CUDA out of memory when changing first conv layer of resnet

Hi,

I am trying to change the first layer in resnet-50-fpn backbone inside Mask R-CNN provided in torchvision library. I changed it to 4 channels for RGB-depth input data while keeping the weights for first 3 channels using the following code:

self.backbone = resnet_fpn_backbone(arch, pretrained)
# change first layer to 4 channel for early fusion with 1 channel depth, load pretrained weights on RGB channels
conv1_weight_old = self.backbone.body.conv1.weight
conv1_weight = torch.zeros((64, 4, 7, 7))
conv1_weight[:, 0:3, :, :] = conv1_weight_old
avg_weight = conv1_weight_old.mean(dim=1, keepdim=False)
conv1_weight[:, 3, :, :] = avg_weight
self.backbone.body.conv1.weight = torch.nn.Parameter(conv1_weight)

The problem is very weird: it gives ‘CUDA out of memory error’ after training 1 or 2 epochs and starts a new one. I checked gpu memory is full when I stop the program in debug mode on the line it passes forward the backbone. I made a test to train 10 epochs using 10 images. It sometimes works fine and pass all epochs, but in most cases it gives memory error.

I also tried commenting two lines calculating average but it makes no difference.
The first conv layer in resnet was like this before changing its shape

nn.Conv2d(3, 64, kernel_size=7, stride=2, padding=3, bias=False)

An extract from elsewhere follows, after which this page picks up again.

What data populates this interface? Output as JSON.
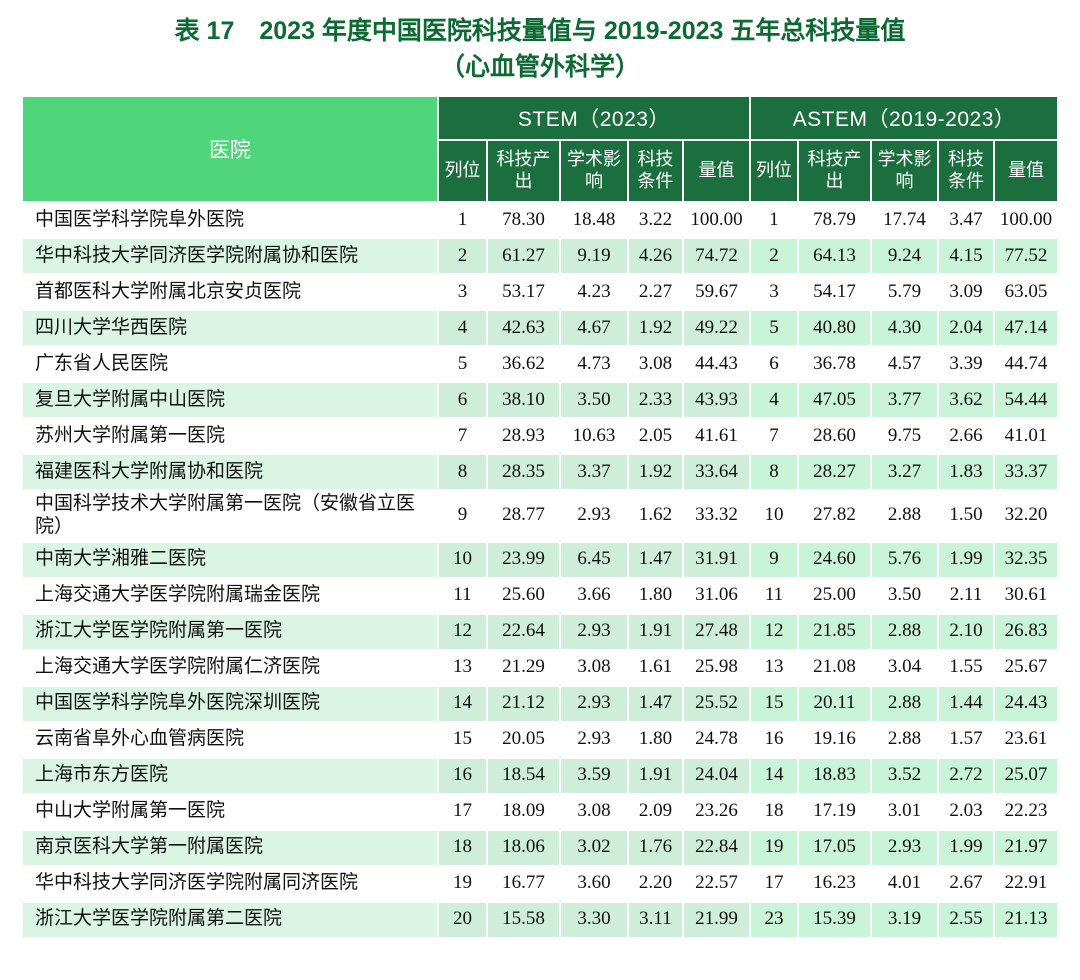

I think you need to decrease your batch size. When you add one additional channel, the network size will increase compared to original resnet. You gpu memory is not enough for this batch size.

Actually I don’t think it’s memory size problem. And I found somehow I am able to run it in ‘run’ mode without this bug anymore, but cannot go through it in ‘debug’ mode, which are two modes in PyCharm IDE. It’s weird but it happens. Thanks anyway!

I have the same problem with pycharm debugging too. I try to debug my code without parallelization and with just fewer batch size or and data. It consumes too much memory in debug I think. I also tried vscode. It is lighter and faster for such problems.

Oh I can try it! I tried it before but found it could not go inside functions related to neural networks.